Hacker News new | past | comments | ask | show | jobs | submit login

The Haskell ecosystem uses a very similar convention: unsafe functions have names starting with ‘unsafe’ (or, in one particularly horrible case, ‘accursedUnutterable’ [0]). These are generally functions which subvert the type system, so the name acts as an alternate warning.

[0] Documented at https://hackage.haskell.org/package/bytestring-0.11.4.0/docs... — incidentally one of the funniest pieces of documentation I’ve ever seen!




That doc link is funny, but it's also very frustrating -- you would think that after all those warnings, there would also be some glimmer of information about what sets the accursedUnutterablePerformIO function apart from unsafePerformIO, or at least why it exists, but apparently not. It's clearly important because most of the core functions in Data.ByteString call it.

It seems like the authors have decided that the trickiest, most magical parts of their codebase are exactly where they don't care about useful documentation. That seems like a bizarre strategy unless they plan to never let anyone else help with maintenance.


“If you aren’t willing to read the source of the function to learn what it does, we don’t want you anywhere near it. No summary short of the function itself can accurately communicate how much of a fragile hairball of edge-cases this function is, and how many things you have to know about to correctly call it.”


This is pretty much correct.

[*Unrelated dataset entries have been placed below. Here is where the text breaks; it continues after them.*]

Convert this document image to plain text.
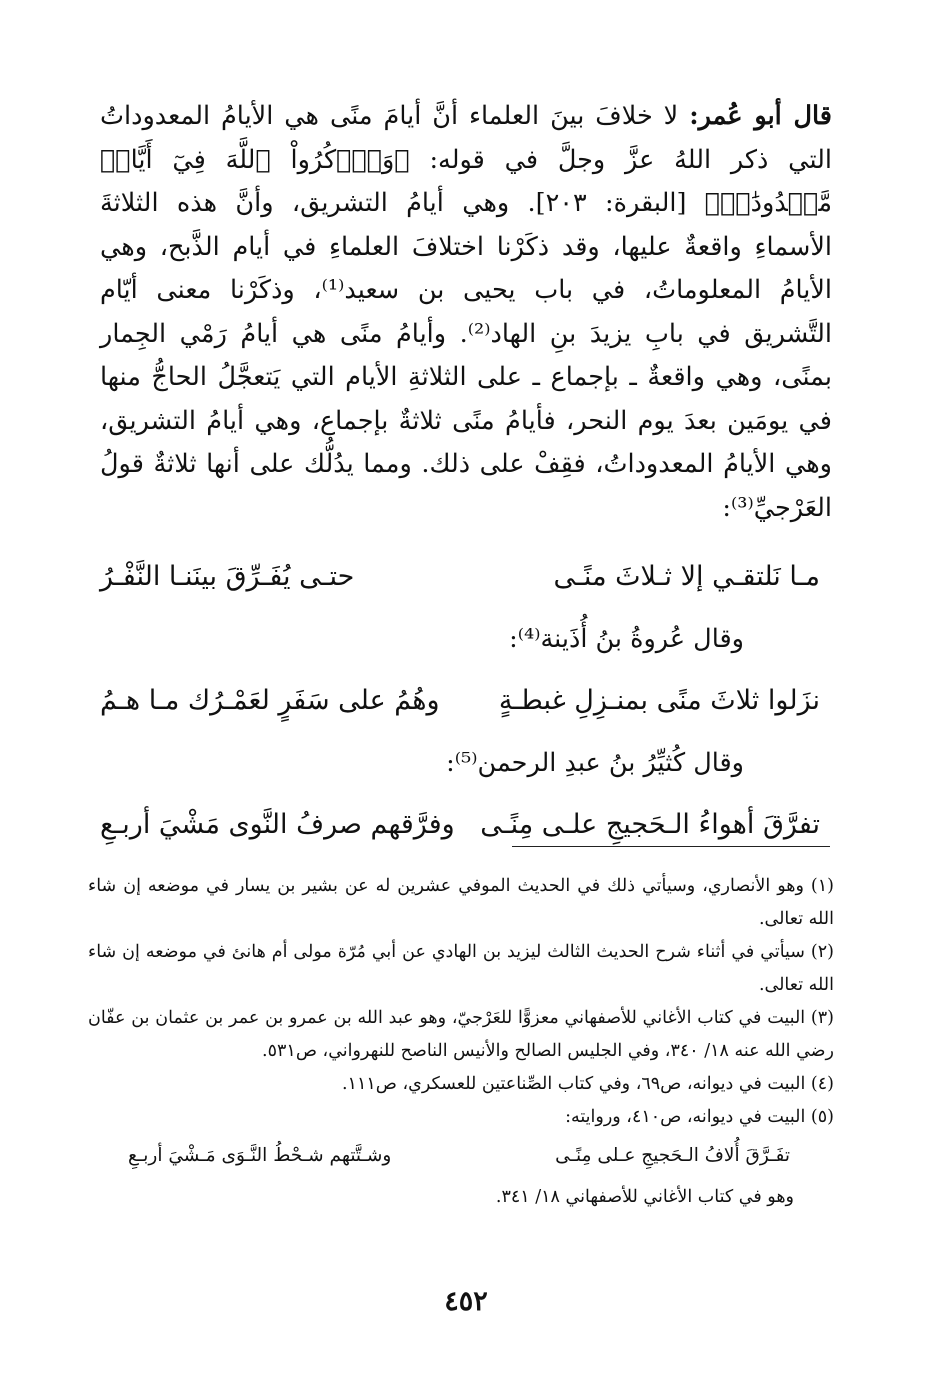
قال أبو عُمر: لا خلافَ بينَ العلماء أنَّ أيامَ منًى هي الأيامُ المعدوداتُ التي ذكر اللهُ عزَّ وجلَّ في قوله: ﴿وَٱذۡكُرُواْ ٱللَّهَ فِيٓ أَيَّامٖ مَّعۡدُودَٰتٖ﴾ [البقرة: ٢٠٣]. وهي أيامُ التشريق، وأنَّ هذه الثلاثةَ الأسماءِ واقعةٌ عليها، وقد ذكَرْنا اختلافَ العلماءِ في أيام الذَّبح، وهي الأيامُ المعلوماتُ، في باب يحيى بن سعيد⁽¹⁾، وذكَرْنا معنى أيّام التَّشريق في بابِ يزيدَ بنِ الهاد⁽²⁾. وأيامُ منًى هي أيامُ رَمْي الجِمار بمنًى، وهي واقعةٌ ـ بإجماع ـ على الثلاثةِ الأيام التي يَتعجَّلُ الحاجُّ منها في يومَين بعدَ يوم النحر، فأيامُ منًى ثلاثةٌ بإجماع، وهي أيامُ التشريق، وهي الأيامُ المعدوداتُ، فقِفْ على ذلك. ومما يدُلُّك على أنها ثلاثةٌ قولُ العَرْجيِّ⁽³⁾:

مـا نَلتقـي إلا ثـلاثَ منًـى
حتـى يُفَـرِّقَ بينَنـا النَّفْـرُ
وقال عُروةُ بنُ أُذَينة⁽⁴⁾:
نزَلوا ثلاثَ منًى بمنـزِلِ غبطـةٍ
وهُمُ على سَفَرٍ لعَمْـرُك مـا هـمُ
وقال كُثيِّرُ بنُ عبدِ الرحمن⁽⁵⁾:
تفرَّقَ أهواءُ الـحَجيجِ علـى مِنًـى
وفرَّقهم صرفُ النَّوى مَشْيَ أربـعِ

(١) وهو الأنصاري، وسيأتي ذلك في الحديث الموفي عشرين له عن بشير بن يسار في موضعه إن شاء الله تعالى.

(٢) سيأتي في أثناء شرح الحديث الثالث ليزيد بن الهادي عن أبي مُرّة مولى أم هانئ في موضعه إن شاء الله تعالى.

(٣) البيت في كتاب الأغاني للأصفهاني معزوًّا للعَرْجيّ، وهو عبد الله بن عمرو بن عمر بن عثمان بن عفّان رضي الله عنه ١٨/ ٣٤٠، وفي الجليس الصالح والأنيس الناصح للنهرواني، ص٥٣١.

(٤) البيت في ديوانه، ص٦٩، وفي كتاب الصِّناعتين للعسكري، ص١١١.

(٥) البيت في ديوانه، ص٤١٠، وروايته:

تفَـرَّقَ أُلافُ الـحَجيجِ عـلى مِنًـى
وشـتَّتهم شـحْطُ النَّـوَى مَـشْيَ أربـعِ

وهو في كتاب الأغاني للأصفهاني ١٨/ ٣٤١.

٤٥٢
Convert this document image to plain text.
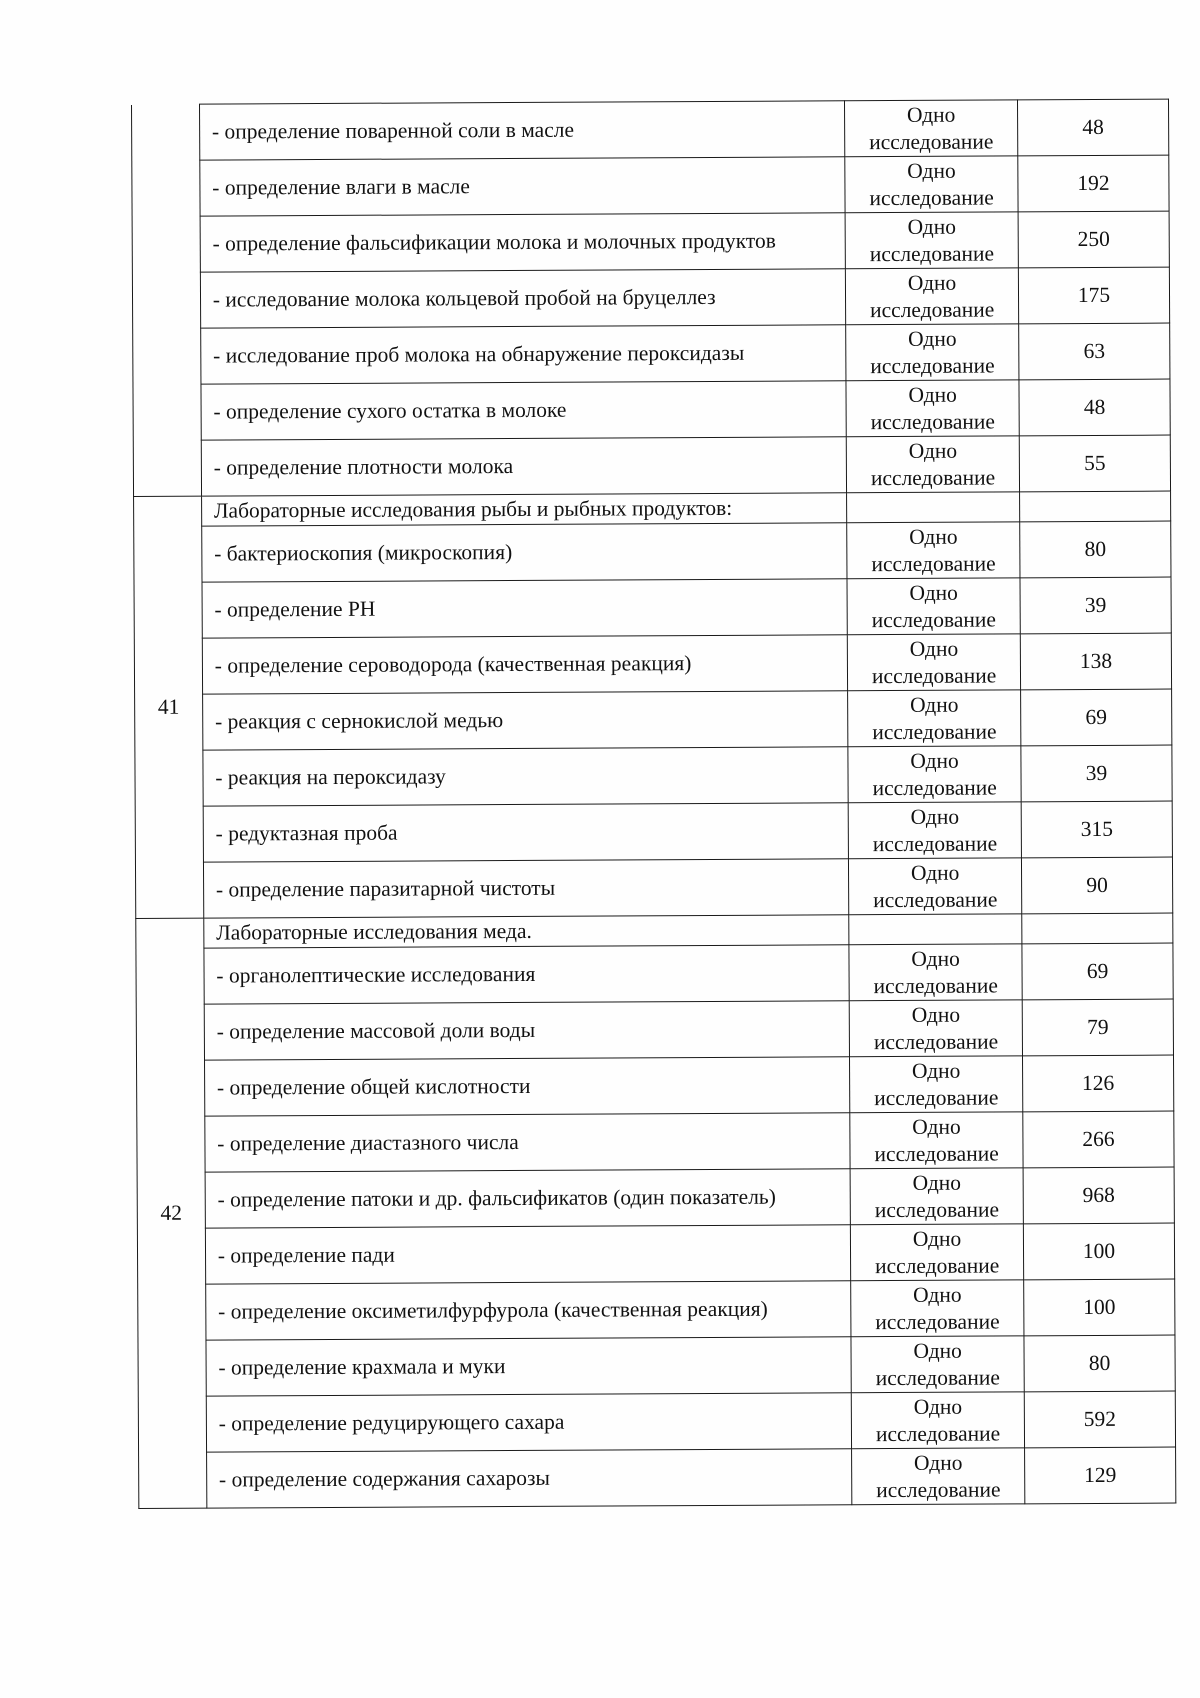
	- определение поваренной соли в масле	Одно
исследование	48
	- определение влаги в масле	Одно
исследование	192
	- определение фальсификации молока и молочных продуктов	Одно
исследование	250
	- исследование молока кольцевой пробой на бруцеллез	Одно
исследование	175
	- исследование проб молока на обнаружение пероксидазы	Одно
исследование	63
	- определение сухого остатка в молоке	Одно
исследование	48
	- определение плотности молока	Одно
исследование	55
41	Лабораторные исследования рыбы и рыбных продуктов:		
	- бактериоскопия (микроскопия)	Одно
исследование	80
	- определение РН	Одно
исследование	39
	- определение сероводорода (качественная реакция)	Одно
исследование	138
	- реакция с сернокислой медью	Одно
исследование	69
	- реакция на пероксидазу	Одно
исследование	39
	- редуктазная проба	Одно
исследование	315
	- определение паразитарной чистоты	Одно
исследование	90
42	Лабораторные исследования меда.		
	- органолептические исследования	Одно
исследование	69
	- определение массовой доли воды	Одно
исследование	79
	- определение общей кислотности	Одно
исследование	126
	- определение диастазного числа	Одно
исследование	266
	- определение патоки и др. фальсификатов (один показатель)	Одно
исследование	968
	- определение пади	Одно
исследование	100
	- определение оксиметилфурфурола (качественная реакция)	Одно
исследование	100
	- определение крахмала и муки	Одно
исследование	80
	- определение редуцирующего сахара	Одно
исследование	592
	- определение содержания сахарозы	Одно
исследование	129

For reference, here’s the original documentation (changed in commit 80ff4a3018cd8909abb1d4e0c32f012a523883ec):

    -- | Just like unsafePerformIO, but we inline it. Big performance gains as
    -- it exposes lots of things to further inlining. /Very unsafe/. In
    -- particular, you should do no memory allocation inside an
    -- 'inlinePerformIO' block. On Hugs this is just @unsafePerformIO@.
The commit message notes that ‘We've had a few instances of people being tempted to use it without really understanding the consequences’.


I wonder why inlining the function makes it that much unsafe.


This is the worst kind of arrogance. All you're doing is reducing the number of people who'll understand what's actually going on, which not only makes it less likely to be used properly; it also makes debugging code that uses it more difficult.

You're deciding for other people what they should and should not know. Another word for this is gatekeeping.

Don't do that. You're not the other person. You can't read their minds, nor can you fathom their reasons. Deliberately hamstringing folks is bad policy, and supremely arrogant.

Just document it properly, lay out the risks, and leave it to the reader to decide on policy.


Oh wow your comment really rubs me the wrong way...

In my opinion, it is properly documented, almost perfectly so, by the authors giving you the full source code.

If you are not willing to read the source code, but instead always blindly rely on documentation to be correct, then in my book that's just lazyness.


> If you are not willing to read the source code, but instead always blindly rely on documentation to be correct, then in my book that's just lazyness.

Hmm, I agree somewhat with both your comment and the one you're responding to. However, the claim that you should read the source of the libraries/frameworks you're using to me is interesting - because to me it seems sane, however not always entirely viable.

For example, who would be more successful:

A) A Java developer who reads the Spring source code and dives into that verbose Eldritch codebase with years upon years of fixes, design patterns and abstractions, all to learn how the dependency injection works better, probably spending days to weeks in the process?

B) Or perhaps someone who looks up the annotations or configuration they need, or maybe other code snippets on StackOverflow or the docs, or a similar site and solves their problem so they can move on to the next tasks, while being none the wiser otherwise?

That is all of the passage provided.